For those installing Google-compatible smart devices like lights and plugs, the Home Hub is also an always-on control point, potentially easier than opening your phone or tablet. Swiping down takes you straight to the Home control screen.
The Google Home app
It operates, of course, within the Google Home app. While some users may never enter the app except to set it up, there are plenty of settings in there which can be useful.
One little known ability is to nominate a default playback speaker – any Chromecast speaker can link with another Bluetooth speaker so that you can say “Hey Google, play Crowded House” without specifying any other information, and the music should emerge from your defined default. Mind you when we tried this, linking a Google Home to first KEF’s LSX and then the Bluesound Pulse Mini, it didn’t always work, and when it did, the transmission quality was appalling, destroying the treble.
Other recent additions include the ability to turn on ‘Continued Conversation’, so that after the first ‘Hey Google’ question you can keep asking things without including ‘Hey Google’ with every request. Privacy advocates will, of course, ask how long it keeps listening! The answer from our attempts seems to be only about 10 seconds (during which every-thing is being piped off to Google’s storage servers for analysis).
Google Nest Hub also got a recent update presenting a dashboard of all your smart Google devices, and if grouped for playback together, also to control all their separate volumes from the screen (though you could do this from the Google Home app anyway).
For music, it’s also easy to set up multiple ‘Groups’ of your Chromecast-enabled speakers for multiroom playback. We made a group called ‘Party’, added our Google Home, Nest Hub and the Link 20 to it. Then when we opened Spotify, we selected ‘Party’ as our device (see right), and the tunes flowed from all three speakers at once, in perfect synchronisation.
Verdict
Everything about the Nest Hub – the screen, the YouTube, the photo display, the Home control, the limited sound – we reckon it all makes the Nest Hub a superb device for the kitchen.
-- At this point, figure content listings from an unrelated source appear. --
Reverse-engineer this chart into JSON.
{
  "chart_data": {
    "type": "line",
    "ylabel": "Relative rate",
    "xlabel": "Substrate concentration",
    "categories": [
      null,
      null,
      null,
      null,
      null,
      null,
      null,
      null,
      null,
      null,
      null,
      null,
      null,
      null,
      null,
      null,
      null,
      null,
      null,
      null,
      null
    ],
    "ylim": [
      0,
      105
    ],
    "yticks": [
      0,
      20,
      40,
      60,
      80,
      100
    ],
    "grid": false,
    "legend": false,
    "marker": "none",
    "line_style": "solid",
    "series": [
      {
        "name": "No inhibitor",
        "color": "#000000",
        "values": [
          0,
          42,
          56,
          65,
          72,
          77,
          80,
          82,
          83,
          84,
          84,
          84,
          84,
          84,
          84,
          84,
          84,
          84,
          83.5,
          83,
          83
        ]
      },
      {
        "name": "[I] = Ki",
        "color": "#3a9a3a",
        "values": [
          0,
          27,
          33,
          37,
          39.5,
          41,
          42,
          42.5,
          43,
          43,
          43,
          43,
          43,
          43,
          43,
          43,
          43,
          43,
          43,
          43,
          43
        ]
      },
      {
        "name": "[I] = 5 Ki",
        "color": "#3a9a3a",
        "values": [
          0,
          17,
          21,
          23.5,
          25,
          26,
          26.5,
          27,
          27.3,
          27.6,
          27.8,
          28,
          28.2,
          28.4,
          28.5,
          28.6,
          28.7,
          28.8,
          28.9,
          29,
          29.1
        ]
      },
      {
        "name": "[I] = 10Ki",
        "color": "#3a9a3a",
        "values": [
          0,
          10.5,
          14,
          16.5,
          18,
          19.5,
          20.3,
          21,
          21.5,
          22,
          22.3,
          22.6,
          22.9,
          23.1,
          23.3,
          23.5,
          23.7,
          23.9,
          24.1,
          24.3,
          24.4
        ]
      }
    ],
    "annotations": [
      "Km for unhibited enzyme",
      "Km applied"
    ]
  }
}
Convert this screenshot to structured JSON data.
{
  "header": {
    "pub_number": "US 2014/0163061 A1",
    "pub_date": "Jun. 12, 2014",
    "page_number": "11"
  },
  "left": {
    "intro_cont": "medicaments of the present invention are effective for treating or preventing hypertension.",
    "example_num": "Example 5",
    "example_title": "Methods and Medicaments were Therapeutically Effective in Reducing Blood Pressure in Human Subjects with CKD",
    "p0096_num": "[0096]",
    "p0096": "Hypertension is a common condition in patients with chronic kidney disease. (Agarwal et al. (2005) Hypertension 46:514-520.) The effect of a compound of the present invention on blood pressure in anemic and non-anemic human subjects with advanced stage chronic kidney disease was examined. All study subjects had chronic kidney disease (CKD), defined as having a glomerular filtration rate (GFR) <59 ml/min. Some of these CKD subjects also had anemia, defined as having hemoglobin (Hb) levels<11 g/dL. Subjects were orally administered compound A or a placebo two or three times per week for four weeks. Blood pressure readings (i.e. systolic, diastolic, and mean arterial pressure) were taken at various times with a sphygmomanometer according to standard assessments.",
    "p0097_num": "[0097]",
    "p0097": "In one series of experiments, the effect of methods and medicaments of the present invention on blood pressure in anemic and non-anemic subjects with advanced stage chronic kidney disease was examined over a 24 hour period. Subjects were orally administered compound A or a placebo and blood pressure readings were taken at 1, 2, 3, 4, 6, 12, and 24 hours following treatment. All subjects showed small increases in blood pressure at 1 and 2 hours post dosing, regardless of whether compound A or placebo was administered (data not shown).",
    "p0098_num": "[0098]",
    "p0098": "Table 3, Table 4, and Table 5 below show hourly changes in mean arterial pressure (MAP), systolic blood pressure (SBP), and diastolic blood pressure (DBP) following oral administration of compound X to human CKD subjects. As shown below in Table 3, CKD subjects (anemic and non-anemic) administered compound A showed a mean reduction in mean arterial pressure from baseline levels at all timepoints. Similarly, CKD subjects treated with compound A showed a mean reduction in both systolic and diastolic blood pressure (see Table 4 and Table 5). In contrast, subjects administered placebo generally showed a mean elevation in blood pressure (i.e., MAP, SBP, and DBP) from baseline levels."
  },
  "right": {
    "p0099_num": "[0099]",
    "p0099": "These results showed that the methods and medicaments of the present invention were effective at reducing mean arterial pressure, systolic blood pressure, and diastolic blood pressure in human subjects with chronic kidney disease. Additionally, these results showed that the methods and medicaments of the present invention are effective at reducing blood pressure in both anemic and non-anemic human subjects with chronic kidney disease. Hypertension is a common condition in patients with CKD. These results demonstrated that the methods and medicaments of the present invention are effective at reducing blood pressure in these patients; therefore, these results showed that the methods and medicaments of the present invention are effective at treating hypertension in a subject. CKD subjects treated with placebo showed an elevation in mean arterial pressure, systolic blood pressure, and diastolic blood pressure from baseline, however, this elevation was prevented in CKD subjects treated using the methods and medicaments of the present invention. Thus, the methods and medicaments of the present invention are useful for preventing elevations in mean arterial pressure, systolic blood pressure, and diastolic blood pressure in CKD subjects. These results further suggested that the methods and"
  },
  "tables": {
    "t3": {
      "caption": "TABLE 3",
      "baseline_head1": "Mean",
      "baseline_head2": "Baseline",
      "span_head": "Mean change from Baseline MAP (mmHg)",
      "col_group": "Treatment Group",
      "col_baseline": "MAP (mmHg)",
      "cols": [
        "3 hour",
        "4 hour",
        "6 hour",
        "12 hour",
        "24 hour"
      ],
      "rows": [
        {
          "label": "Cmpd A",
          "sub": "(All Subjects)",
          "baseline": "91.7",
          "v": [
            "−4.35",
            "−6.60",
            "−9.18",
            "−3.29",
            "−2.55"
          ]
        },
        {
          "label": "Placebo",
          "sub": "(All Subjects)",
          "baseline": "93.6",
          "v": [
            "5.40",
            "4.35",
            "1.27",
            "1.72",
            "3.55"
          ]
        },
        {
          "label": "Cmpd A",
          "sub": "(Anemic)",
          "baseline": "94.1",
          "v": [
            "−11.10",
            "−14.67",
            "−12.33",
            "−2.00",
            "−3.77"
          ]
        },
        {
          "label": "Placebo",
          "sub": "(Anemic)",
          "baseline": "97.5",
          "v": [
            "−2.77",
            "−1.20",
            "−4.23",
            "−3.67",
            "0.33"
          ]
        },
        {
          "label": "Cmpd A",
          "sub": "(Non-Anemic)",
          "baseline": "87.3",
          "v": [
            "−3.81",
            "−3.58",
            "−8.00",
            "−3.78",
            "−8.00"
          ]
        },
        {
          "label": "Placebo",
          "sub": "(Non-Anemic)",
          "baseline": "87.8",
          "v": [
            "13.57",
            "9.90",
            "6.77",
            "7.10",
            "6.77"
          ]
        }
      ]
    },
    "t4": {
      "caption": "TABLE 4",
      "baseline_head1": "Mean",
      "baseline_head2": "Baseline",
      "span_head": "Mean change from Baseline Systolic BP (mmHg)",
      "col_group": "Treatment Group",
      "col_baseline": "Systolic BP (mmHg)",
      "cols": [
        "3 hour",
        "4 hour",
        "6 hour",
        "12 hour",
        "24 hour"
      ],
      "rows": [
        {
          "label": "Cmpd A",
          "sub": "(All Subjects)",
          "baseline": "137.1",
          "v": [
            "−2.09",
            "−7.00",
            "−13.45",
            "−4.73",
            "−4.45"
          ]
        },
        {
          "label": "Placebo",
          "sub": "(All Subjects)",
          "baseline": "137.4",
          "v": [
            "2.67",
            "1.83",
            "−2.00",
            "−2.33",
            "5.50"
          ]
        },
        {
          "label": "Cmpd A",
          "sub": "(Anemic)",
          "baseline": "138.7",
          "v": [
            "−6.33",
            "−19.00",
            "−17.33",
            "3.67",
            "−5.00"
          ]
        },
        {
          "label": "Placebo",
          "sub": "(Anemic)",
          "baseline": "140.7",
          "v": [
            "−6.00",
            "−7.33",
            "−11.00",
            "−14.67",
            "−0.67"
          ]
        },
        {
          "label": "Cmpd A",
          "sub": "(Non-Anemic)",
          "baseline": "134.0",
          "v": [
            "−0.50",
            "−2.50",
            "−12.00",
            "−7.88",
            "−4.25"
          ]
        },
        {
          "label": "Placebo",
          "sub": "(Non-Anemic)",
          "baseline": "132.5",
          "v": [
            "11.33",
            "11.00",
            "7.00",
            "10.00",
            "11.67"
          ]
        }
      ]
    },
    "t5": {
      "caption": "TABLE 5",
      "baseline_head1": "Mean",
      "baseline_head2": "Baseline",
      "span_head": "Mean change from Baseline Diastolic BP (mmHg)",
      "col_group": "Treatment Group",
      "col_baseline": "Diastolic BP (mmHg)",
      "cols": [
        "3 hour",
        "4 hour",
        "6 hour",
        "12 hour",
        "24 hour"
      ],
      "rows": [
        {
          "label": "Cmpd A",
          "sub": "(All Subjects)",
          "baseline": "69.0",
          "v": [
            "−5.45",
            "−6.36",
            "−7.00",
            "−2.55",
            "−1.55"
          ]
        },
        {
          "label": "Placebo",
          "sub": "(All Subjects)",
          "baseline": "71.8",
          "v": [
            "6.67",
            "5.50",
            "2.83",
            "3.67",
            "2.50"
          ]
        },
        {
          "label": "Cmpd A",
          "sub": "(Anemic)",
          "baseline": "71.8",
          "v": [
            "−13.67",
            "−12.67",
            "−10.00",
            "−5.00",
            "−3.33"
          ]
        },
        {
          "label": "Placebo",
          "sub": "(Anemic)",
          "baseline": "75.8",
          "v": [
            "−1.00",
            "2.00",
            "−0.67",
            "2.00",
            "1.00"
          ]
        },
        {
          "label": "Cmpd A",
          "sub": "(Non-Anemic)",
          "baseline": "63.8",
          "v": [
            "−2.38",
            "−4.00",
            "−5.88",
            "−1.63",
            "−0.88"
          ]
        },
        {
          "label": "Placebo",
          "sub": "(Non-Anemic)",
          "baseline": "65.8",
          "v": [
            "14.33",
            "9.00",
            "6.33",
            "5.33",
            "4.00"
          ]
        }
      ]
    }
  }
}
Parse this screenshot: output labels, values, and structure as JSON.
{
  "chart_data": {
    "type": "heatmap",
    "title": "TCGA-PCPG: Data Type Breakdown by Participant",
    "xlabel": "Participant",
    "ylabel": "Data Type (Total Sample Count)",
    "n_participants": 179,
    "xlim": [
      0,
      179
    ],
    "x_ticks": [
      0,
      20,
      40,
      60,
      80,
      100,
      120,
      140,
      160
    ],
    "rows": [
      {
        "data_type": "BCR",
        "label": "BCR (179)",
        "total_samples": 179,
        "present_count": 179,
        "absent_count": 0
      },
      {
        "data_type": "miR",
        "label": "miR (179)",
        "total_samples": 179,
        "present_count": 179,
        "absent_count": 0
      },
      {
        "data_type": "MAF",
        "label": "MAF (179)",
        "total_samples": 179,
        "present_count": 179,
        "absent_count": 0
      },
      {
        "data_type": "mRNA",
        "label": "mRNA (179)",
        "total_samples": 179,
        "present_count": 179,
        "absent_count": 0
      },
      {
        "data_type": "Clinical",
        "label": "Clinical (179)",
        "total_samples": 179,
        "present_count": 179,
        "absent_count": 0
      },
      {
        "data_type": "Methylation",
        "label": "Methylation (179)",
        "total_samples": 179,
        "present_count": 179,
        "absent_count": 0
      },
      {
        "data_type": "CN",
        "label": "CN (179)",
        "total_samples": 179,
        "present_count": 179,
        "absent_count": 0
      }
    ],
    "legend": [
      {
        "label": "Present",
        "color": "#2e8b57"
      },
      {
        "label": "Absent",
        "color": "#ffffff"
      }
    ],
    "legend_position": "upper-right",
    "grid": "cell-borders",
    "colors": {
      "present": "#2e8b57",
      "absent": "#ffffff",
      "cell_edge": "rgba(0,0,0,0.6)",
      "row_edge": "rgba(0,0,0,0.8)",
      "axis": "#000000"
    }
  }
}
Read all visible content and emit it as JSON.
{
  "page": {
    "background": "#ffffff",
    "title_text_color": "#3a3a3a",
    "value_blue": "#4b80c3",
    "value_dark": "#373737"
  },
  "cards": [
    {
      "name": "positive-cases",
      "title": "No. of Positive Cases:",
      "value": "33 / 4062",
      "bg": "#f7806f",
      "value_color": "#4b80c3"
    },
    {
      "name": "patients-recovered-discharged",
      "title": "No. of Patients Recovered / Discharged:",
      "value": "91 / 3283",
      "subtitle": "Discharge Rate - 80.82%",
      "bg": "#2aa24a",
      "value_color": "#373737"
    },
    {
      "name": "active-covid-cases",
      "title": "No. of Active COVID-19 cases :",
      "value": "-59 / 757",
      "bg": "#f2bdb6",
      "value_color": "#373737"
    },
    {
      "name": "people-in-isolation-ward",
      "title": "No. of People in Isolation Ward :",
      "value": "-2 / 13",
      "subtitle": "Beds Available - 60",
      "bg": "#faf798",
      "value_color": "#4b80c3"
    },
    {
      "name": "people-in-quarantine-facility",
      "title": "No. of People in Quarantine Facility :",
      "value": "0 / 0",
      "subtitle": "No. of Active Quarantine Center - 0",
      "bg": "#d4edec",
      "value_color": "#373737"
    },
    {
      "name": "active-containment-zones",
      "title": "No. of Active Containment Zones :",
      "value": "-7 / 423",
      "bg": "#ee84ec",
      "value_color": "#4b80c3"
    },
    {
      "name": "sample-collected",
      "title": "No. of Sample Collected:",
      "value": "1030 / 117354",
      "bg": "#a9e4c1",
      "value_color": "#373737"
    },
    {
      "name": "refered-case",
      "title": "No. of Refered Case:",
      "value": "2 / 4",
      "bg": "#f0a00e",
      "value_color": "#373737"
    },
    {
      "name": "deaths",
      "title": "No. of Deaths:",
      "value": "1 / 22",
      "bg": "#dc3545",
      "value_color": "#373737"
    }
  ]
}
And perhaps only the kitchen. You really should not make it your default music device, because it simply isn’t good enough, though it does avoid being actually nasty or audibly offensive. In the kitchen it plays like a radio, helps you cut pineapple, allows you to broadcast messages to other Google devices around the home.
In that scenario, it proves so successful that the missus has announced she wants one there permanently. And that’s a first.